Mas, o pior pode vir com a burla às regras do jogo. Se o pagamento que os docentes receberão tem relação com o desempenho dos alunos, e depende estritamente disso, é razoável supor que muitos farão de tudo, mesmo burlando o sistema, para garantir os resultados. Isto não é difícil e há domínio público sobre estratégias para melhorar a média de um grupo em um teste sem, necessariamente, melhorar a qualidade da aprendizagem.

Essas questões, todavia, não se resolveriam apenas ampliando o conjunto de disciplinas consideradas, ou buscando mecanismos de controle contra a fraude, pois não há evidências de que tais instrumentos tenham a competência de avaliar a qualidade do trabalho educacional, puramente. E aqui chegamos nos problemas da segunda tese.

O papel da escola e o contexto de quem chega a ela

Imaginemos duas crianças com trajetórias de vida muito distintas. Ambas moram na mesma cidade e estudam em escolas municipais, mas vivem em bairros distantes um do outro. A primeira delas nasceu e viveu em uma comunidade e em uma família com frágil capital econômico, o que dificultou que tivesse acesso a livros, museus e teatros, por exemplo. A outra teve uma condição melhor desde o nascimento. Nasceu em uma família também sem muito capital econômico, mas os livros estavam bastante presentes.

Há alguma razão para supor, a priori, que a primeira criança terá insucesso e a segunda terá bons resultados na aprendizagem? Seguramente não. Mas, como a forma escolar e a articulação dela com os padrões culturais dominantes são muito fortes, as chances da segunda ter melhor adaptação e desempenho são maiores, quase que independentemente do ensino, como atestam vários estudos realizados (Coleman, 1966; Soares e Andrade, 2006).

Contudo, sabemos que uma criança sozinha não mudaria os resultados médios de uma escola. Porém, a desigualdade econômica, social e cultural é também desenhada geograficamente. O que quer dizer que os estudantes de uma instituição são de uma área que é marcada por determinadas características, produzindo uma relativa similitude no perfil dos estudantes. Assim, a escola na qual estuda aquela primeira criança deve ter muitas outras parecidas com ela e, por isso, deve estar lidando com desafios maiores do ponto de vista educacional do que a unidade que atende o segundo aluno do nosso exemplo.

Como podemos comparar essas instituições?

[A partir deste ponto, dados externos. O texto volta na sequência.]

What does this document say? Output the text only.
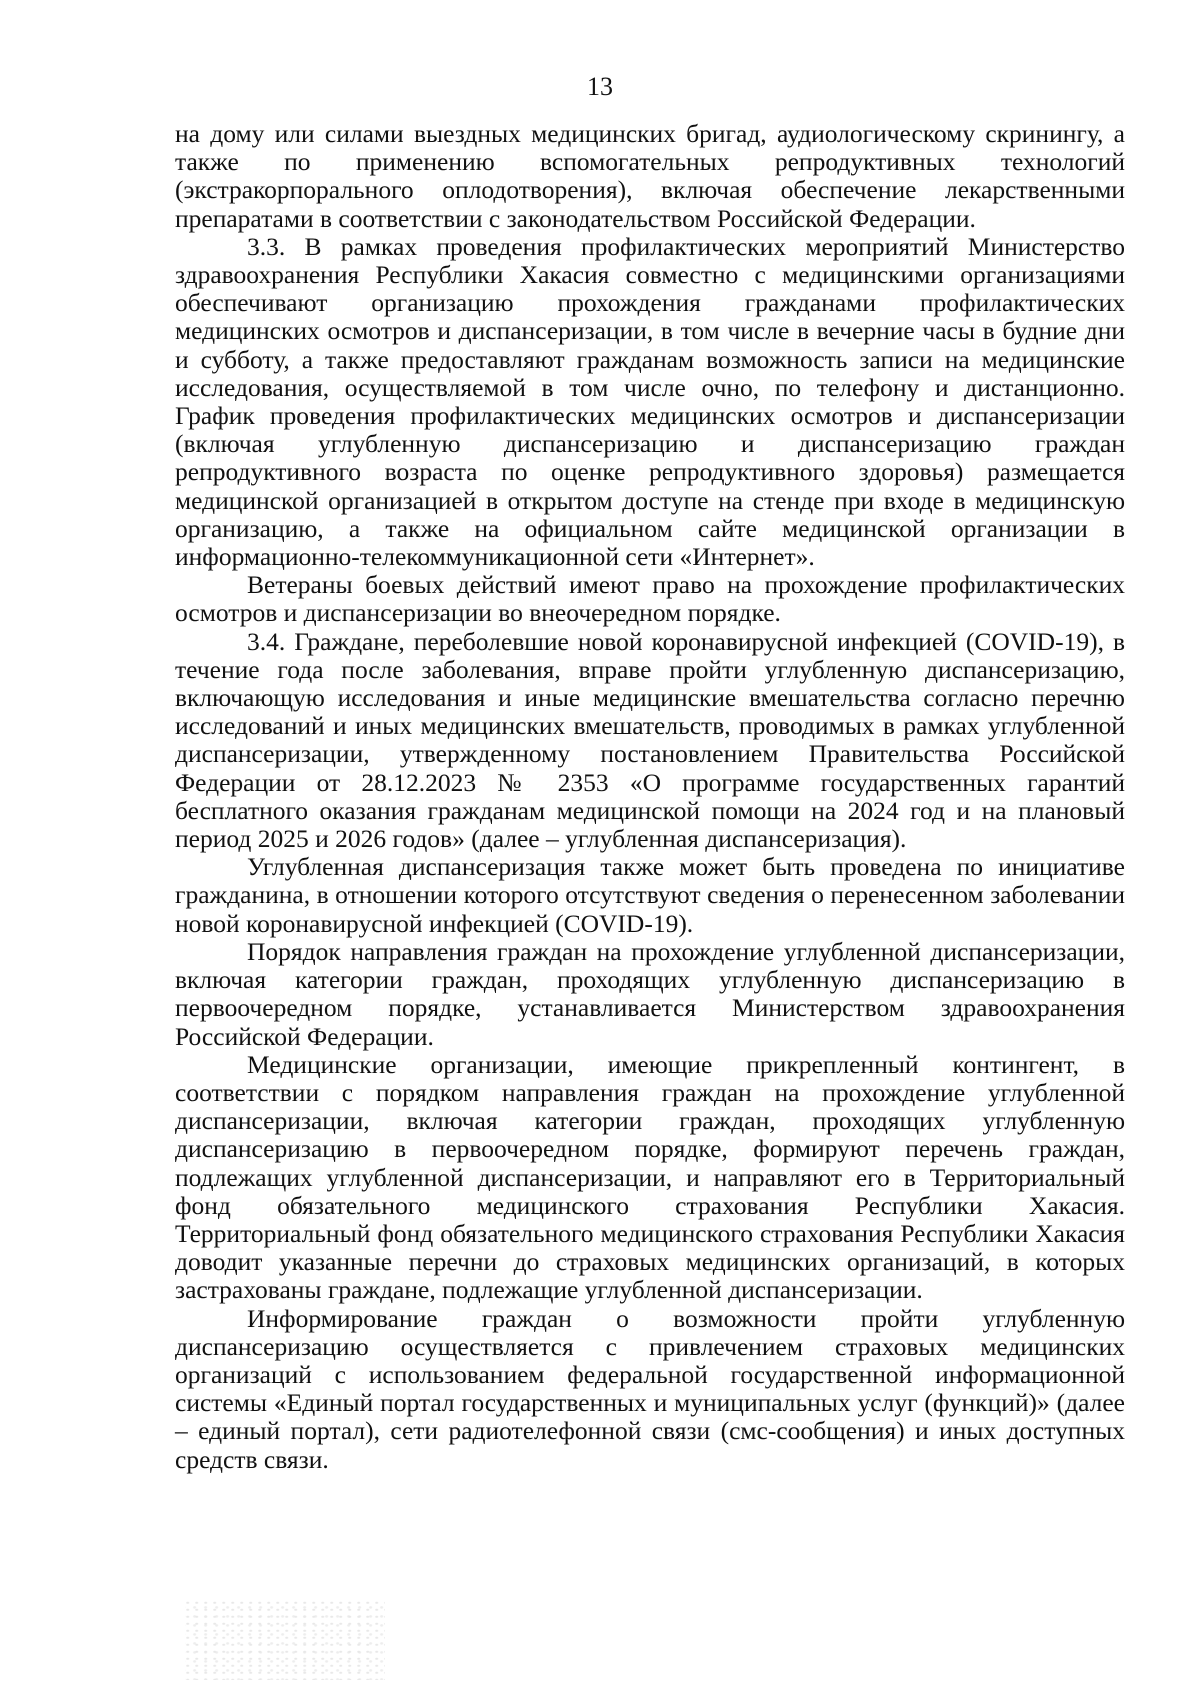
13

на дому или силами выездных медицинских бригад, аудиологическому скринингу, а также по применению вспомогательных репродуктивных технологий (экстракорпорального оплодотворения), включая обеспечение лекарственными препаратами в соответствии с законодательством Российской Федерации.

3.3. В рамках проведения профилактических мероприятий Министерство здравоохранения Республики Хакасия совместно с медицинскими организациями обеспечивают организацию прохождения гражданами профилактических медицинских осмотров и диспансеризации, в том числе в вечерние часы в будние дни и субботу, а также предоставляют гражданам возможность записи на медицинские исследования, осуществляемой в том числе очно, по телефону и дистанционно. График проведения профилактических медицинских осмотров и диспансеризации (включая углубленную диспансеризацию и диспансеризацию граждан репродуктивного возраста по оценке репродуктивного здоровья) размещается медицинской организацией в открытом доступе на стенде при входе в медицинскую организацию, а также на официальном сайте медицинской организации в информационно-телекоммуникационной сети «Интернет».

Ветераны боевых действий имеют право на прохождение профилактических осмотров и диспансеризации во внеочередном порядке.

3.4. Граждане, переболевшие новой коронавирусной инфекцией (COVID-19), в течение года после заболевания, вправе пройти углубленную диспансеризацию, включающую исследования и иные медицинские вмешательства согласно перечню исследований и иных медицинских вмешательств, проводимых в рамках углубленной диспансеризации, утвержденному постановлением Правительства Российской Федерации от 28.12.2023 № 2353 «О программе государственных гарантий бесплатного оказания гражданам медицинской помощи на 2024 год и на плановый период 2025 и 2026 годов» (далее – углубленная диспансеризация).

Углубленная диспансеризация также может быть проведена по инициативе гражданина, в отношении которого отсутствуют сведения о перенесенном заболевании новой коронавирусной инфекцией (COVID-19).

Порядок направления граждан на прохождение углубленной диспансеризации, включая категории граждан, проходящих углубленную диспансеризацию в первоочередном порядке, устанавливается Министерством здравоохранения Российской Федерации.

Медицинские организации, имеющие прикрепленный контингент, в соответствии с порядком направления граждан на прохождение углубленной диспансеризации, включая категории граждан, проходящих углубленную диспансеризацию в первоочередном порядке, формируют перечень граждан, подлежащих углубленной диспансеризации, и направляют его в Территориальный фонд обязательного медицинского страхования Республики Хакасия. Территориальный фонд обязательного медицинского страхования Республики Хакасия доводит указанные перечни до страховых медицинских организаций, в которых застрахованы граждане, подлежащие углубленной диспансеризации.

Информирование граждан о возможности пройти углубленную диспансеризацию осуществляется с привлечением страховых медицинских организаций с использованием федеральной государственной информационной системы «Единый портал государственных и муниципальных услуг (функций)» (далее – единый портал), сети радиотелефонной связи (смс-сообщения) и иных доступных средств связи.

A régua tem, nesse caso, um erro: ela mede na mesma escala situações, a priori, distintas, ignorando o ponto de partida de cada uma delas. Assim, os bônus aos docentes vinculados ao desempenho dos alunos não podem ignorar tais contextos.

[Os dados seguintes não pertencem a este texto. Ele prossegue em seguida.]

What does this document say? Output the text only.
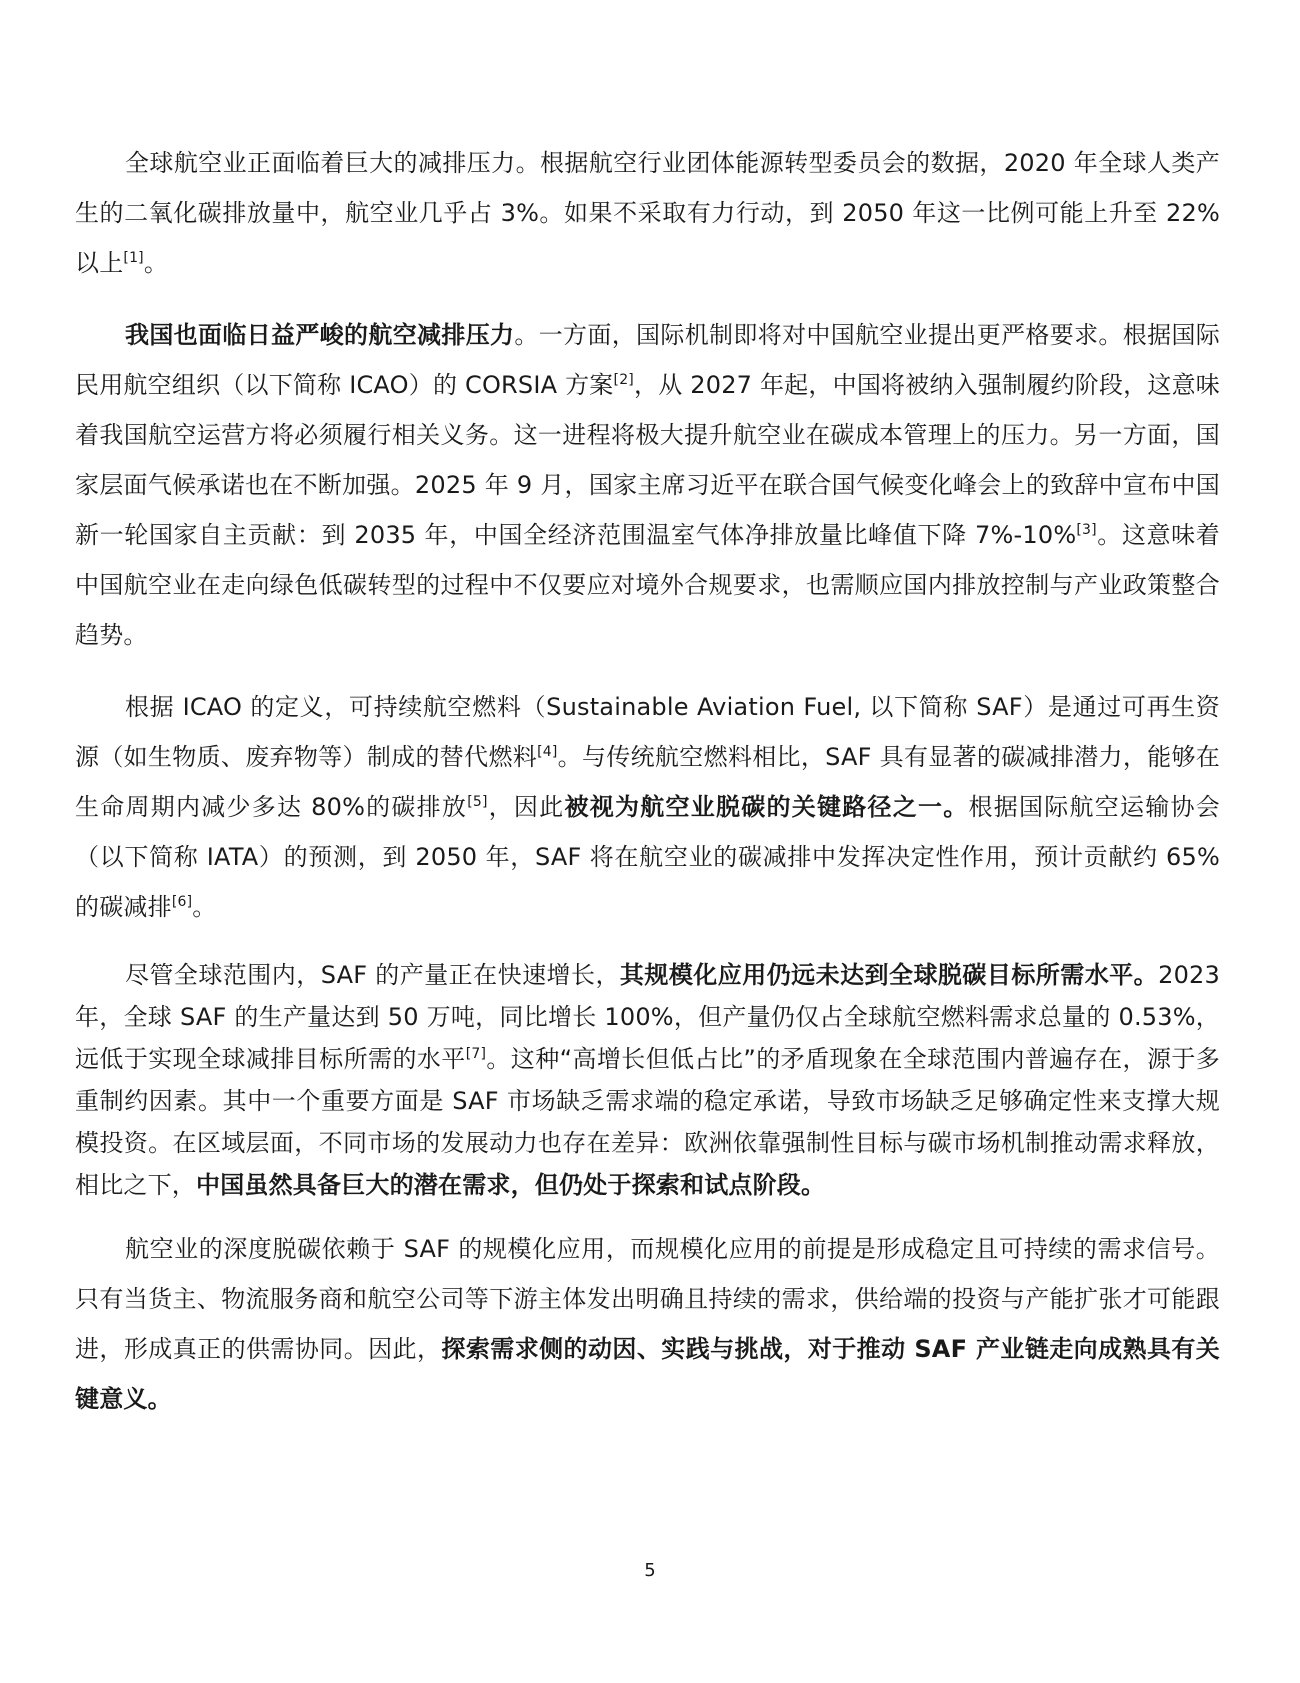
全球航空业正面临着巨大的减排压力。根据航空行业团体能源转型委员会的数据，2020 年全球人类产生的二氧化碳排放量中，航空业几乎占 3%。如果不采取有力行动，到 2050 年这一比例可能上升至 22%以上[1]。

我国也面临日益严峻的航空减排压力。一方面，国际机制即将对中国航空业提出更严格要求。根据国际民用航空组织（以下简称 ICAO）的 CORSIA 方案[2]，从 2027 年起，中国将被纳入强制履约阶段，这意味着我国航空运营方将必须履行相关义务。这一进程将极大提升航空业在碳成本管理上的压力。另一方面，国家层面气候承诺也在不断加强。2025 年 9 月，国家主席习近平在联合国气候变化峰会上的致辞中宣布中国新一轮国家自主贡献：到 2035 年，中国全经济范围温室气体净排放量比峰值下降 7%-10%[3]。这意味着中国航空业在走向绿色低碳转型的过程中不仅要应对境外合规要求，也需顺应国内排放控制与产业政策整合趋势。

根据 ICAO 的定义，可持续航空燃料（Sustainable Aviation Fuel, 以下简称 SAF）是通过可再生资源（如生物质、废弃物等）制成的替代燃料[4]。与传统航空燃料相比，SAF 具有显著的碳减排潜力，能够在生命周期内减少多达 80%的碳排放[5]，因此被视为航空业脱碳的关键路径之一。根据国际航空运输协会（以下简称 IATA）的预测，到 2050 年，SAF 将在航空业的碳减排中发挥决定性作用，预计贡献约 65%的碳减排[6]。

尽管全球范围内，SAF 的产量正在快速增长，其规模化应用仍远未达到全球脱碳目标所需水平。2023 年，全球 SAF 的生产量达到 50 万吨，同比增长 100%，但产量仍仅占全球航空燃料需求总量的 0.53%，远低于实现全球减排目标所需的水平[7]。这种“高增长但低占比”的矛盾现象在全球范围内普遍存在，源于多重制约因素。其中一个重要方面是 SAF 市场缺乏需求端的稳定承诺，导致市场缺乏足够确定性来支撑大规模投资。在区域层面，不同市场的发展动力也存在差异：欧洲依靠强制性目标与碳市场机制推动需求释放，相比之下，中国虽然具备巨大的潜在需求，但仍处于探索和试点阶段。

航空业的深度脱碳依赖于 SAF 的规模化应用，而规模化应用的前提是形成稳定且可持续的需求信号。只有当货主、物流服务商和航空公司等下游主体发出明确且持续的需求，供给端的投资与产能扩张才可能跟进，形成真正的供需协同。因此，探索需求侧的动因、实践与挑战，对于推动 SAF 产业链走向成熟具有关键意义。

5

Todavia, isso poderia ser sanado com a exclusão da comparação entre as escolas, afinal, se não se pode comparar uma unidade educacional tão diferente de outra, é possível ao menos compará-las com elas mesmas. Sim, aí teríamos um indicador mais interessante. Mas ainda permanece o problema dos impactos gerados pelas dificuldades exógenas ao ensino. Isto é, até que ponto o docente é capaz de superar, apenas com os recursos escolares disponíveis, as dificuldades derivadas daquele background familiar ou comunitário? Têm os educadores ferramentas suficientes (para além do estímulo gerado pelo bônus financeiro) para promover a melhora do desempenho dos seus alunos? Aparentemente, não. Pois, estudos mostram que uma proporção significativa dos resultados é derivada realmente de variáveis não controladas internamente pelas instituições e, mesmo com o porcentual de responsabilidade que lhe é devido, os educadores conseguem atuar até certo limite, mas não para além dele.

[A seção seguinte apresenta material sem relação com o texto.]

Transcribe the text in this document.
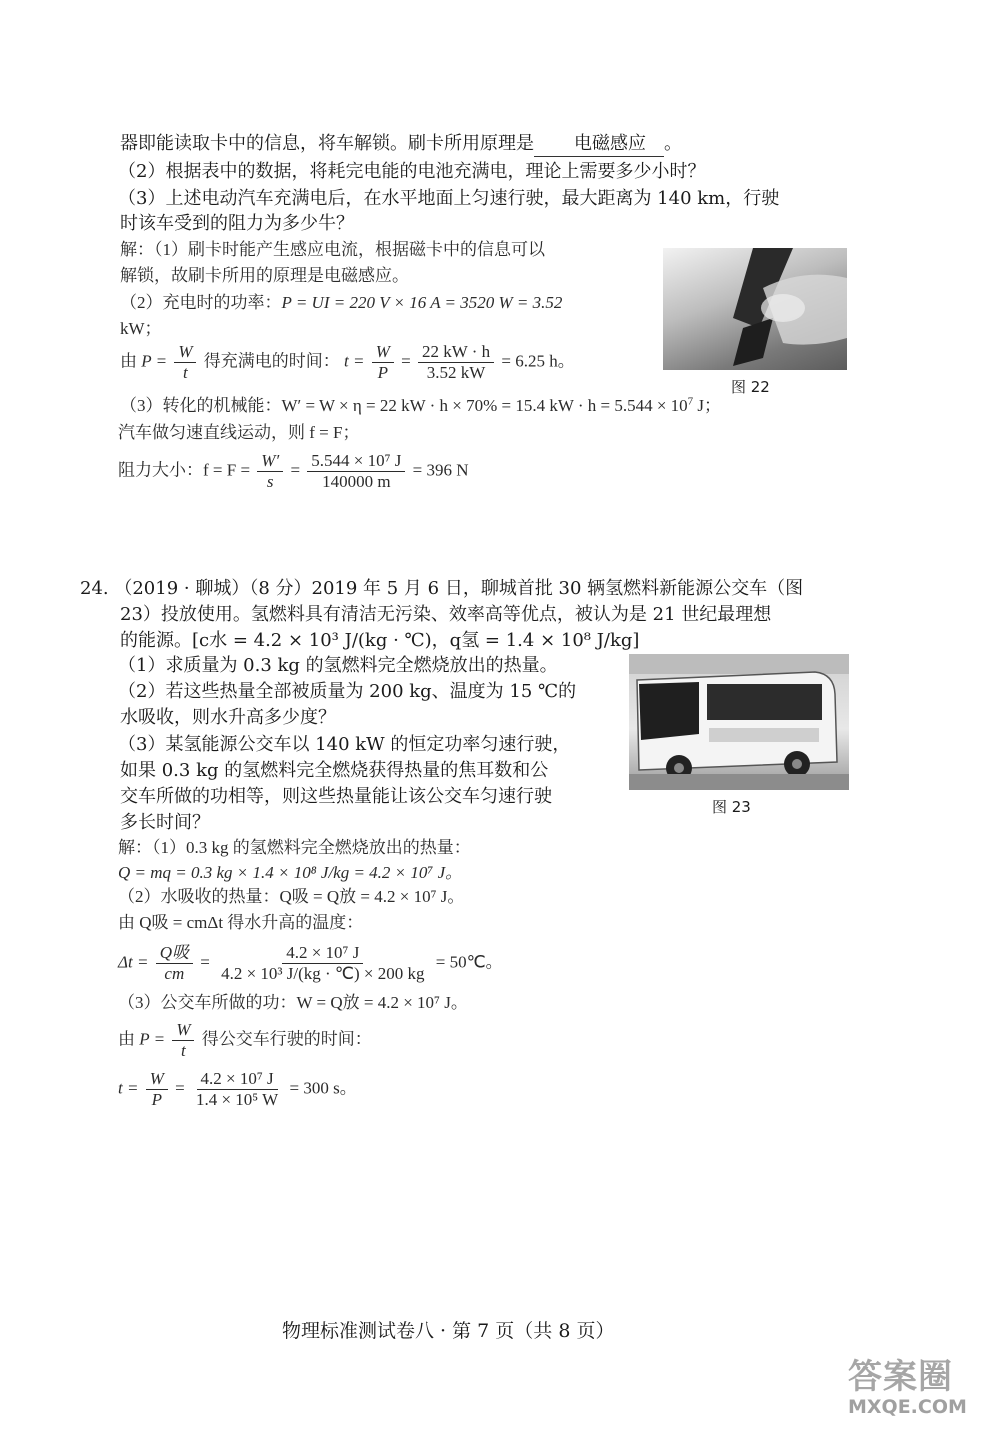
器即能读取卡中的信息，将车解锁。刷卡所用原理是 电磁感应 。
（2）根据表中的数据，将耗完电能的电池充满电，理论上需要多少小时？
（3）上述电动汽车充满电后，在水平地面上匀速行驶，最大距离为 140 km，行驶
时该车受到的阻力为多少牛？
解：（1）刷卡时能产生感应电流，根据磁卡中的信息可以
解锁，故刷卡所用的原理是电磁感应。
（2）充电时的功率：P = UI = 220 V × 16 A = 3520 W = 3.52
kW；
由 $P = \frac{W}{t}$ 得充满电的时间： $t = \frac{W}{P} = \frac{22 kW \cdot h}{3.52 kW} = 6.25$ h。
（3）转化的机械能：W′ = W × η = 22 kW · h × 70% = 15.4 kW · $h = 5.544 \times 10^7$ J；
汽车做匀速直线运动，则 f = F；
阻力大小：$f = F = \frac{W'}{s} = \frac{\text{5.544 × 10⁷ J}}{140000 m} = 396$ N
图 22
24. （2019 · 聊城）（8 分）2019 年 5 月 6 日，聊城首批 30 辆氢燃料新能源公交车（图
23）投放使用。氢燃料具有清洁无污染、效率高等优点，被认为是 21 世纪最理想
的能源。[c水 = 4.2 × 10³ J/(kg · ℃)，q氢 = 1.4 × 10⁸ J/kg]
（1）求质量为 0.3 kg 的氢燃料完全燃烧放出的热量。
（2）若这些热量全部被质量为 200 kg、温度为 15 ℃的
水吸收，则水升高多少度？
（3）某氢能源公交车以 140 kW 的恒定功率匀速行驶，
如果 0.3 kg 的氢燃料完全燃烧获得热量的焦耳数和公
交车所做的功相等，则这些热量能让该公交车匀速行驶
多长时间？
图 23
解：（1）0.3 kg 的氢燃料完全燃烧放出的热量：
Q = mq = 0.3 kg × 1.4 × 10⁸ J/kg = 4.2 × 10⁷ J。
（2）水吸收的热量：Q吸 = Q放 = 4.2 × 10⁷ J。
由 Q吸 = cmΔt 得水升高的温度：
$\Delta t = \frac{\text{Q吸}}{cm} = \frac{\text{4.2 × 10⁷ J}}{\text{4.2 × 10³ J/(kg · ℃) × 200 kg}}$ = 50℃。
（3）公交车所做的功：W = Q放 = 4.2 × 10⁷ J。
由 $P = \frac{W}{t}$ 得公交车行驶的时间：
$t = \frac{W}{P} = \frac{\text{4.2 × 10⁷ J}}{\text{1.4 × 10⁵ W}} = 300$ s。
物理标准测试卷八 · 第 7 页（共 8 页）
答案圈
MXQE.COM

De qualquer forma, há margem razoável para a dúvida e, portanto, para a recusa na adoção de políticas de pagamento de bônus vinculado a mérito. Por isso, se os argumentos anteriores não são suficientes, ainda resta um ponto, quiçá o mais importante. Trata-se do objetivo de enviar as crianças e os jovens para uma instituição de ensino. Por que fazemos isso? Para que aprendam Matemática, Língua Portuguesa, Língua Estrangeira, História, Filosofia etc. Mas também os enviamos porque acreditamos que a escola é um lugar bom, seguro e adequado, que contribui para a socialização. Isto é, enviamos-lhes com o intuito de, ao conviverem com outros, aprenderem o próprio convívio.

A soma desses dois grandes objetivos - o aprendizado dos conteúdos das disciplinas e da convivência - produz um resultado articulado ao (talvez principal) objetivo da escola: formar para o exercício da cidadania! Esses aspectos não são mensuráveis pelos exames padronizados. Assim, por mais importante que seja medir os resultados em avaliações, a Educação tem dimensões mais amplas e significativas que não cabem naquelas escalas. E uma condição para atingir esses objetivos é um ambiente de diálogo, companheirismo e alegria para aprender e conviver. Logo, a pressão por boas notas em provas, a qualquer custo, pouco ajuda o desenvolvimento da área, mesmo que auxilie a melhora das médias, o que, como vimos, é algo menor.

Os profissionais da Educação são muito dedicados e vêm, nos últimos anos, ampliando muito seu nível de formação (inicial e continuada). Com isso, têm tido mais condições de ampliar o universo cultural que é constituído pelo ambiente escolar. Merecem melhor reconhecimento e valorização pela sociedade e pelo Estado, merecem melhores salários. Aquele bônus é, assim, desnecessário e ofensivo, pois os educadores não devem ser diminuídos à noção de que trabalham apenas quando lhe acenam com um acréscimo de dinheiro no final do ano.

Referências bibliográficas

  • Alves, T.; Pinto, J. M. R. Remuneração e Características do Trabalho Docente no Brasil: Um Aporte dos Dados do Censo Escolar e da PNAD. Cadernos de Pesquisa (Fundação Carlos Chagas. Impresso), v. 41, p. 1-10, 2011.
  • Caldas, A. R. Desistência e Resistência no Trabalho Docente: Um Estudo das Professoras e Professores do Ensino Fundamental da Rede Municipal de Educação de Curitiba. Tese de Doutorado (Educação). Curitiba: UFPR, 2007.
  • Coleman, J. S. et al. Equality of Educational Opportunity. Washington: U.S. Government Printing Office, 1966.
  • Folha S. Paulo. Modelo para SP, Bônus para Docente em NY É Cancelado. 20/07/2011.
  • Soares, J. F.; Andrade, R. J. Nível Socioeconômico, Qualidade e Equidade das Escolas de Belo Horizonte. Ensaio. Avaliação e Políticas Públicas em Educação. Rio de Janeiro, v. 14, n.50, p. 107-126, 2006.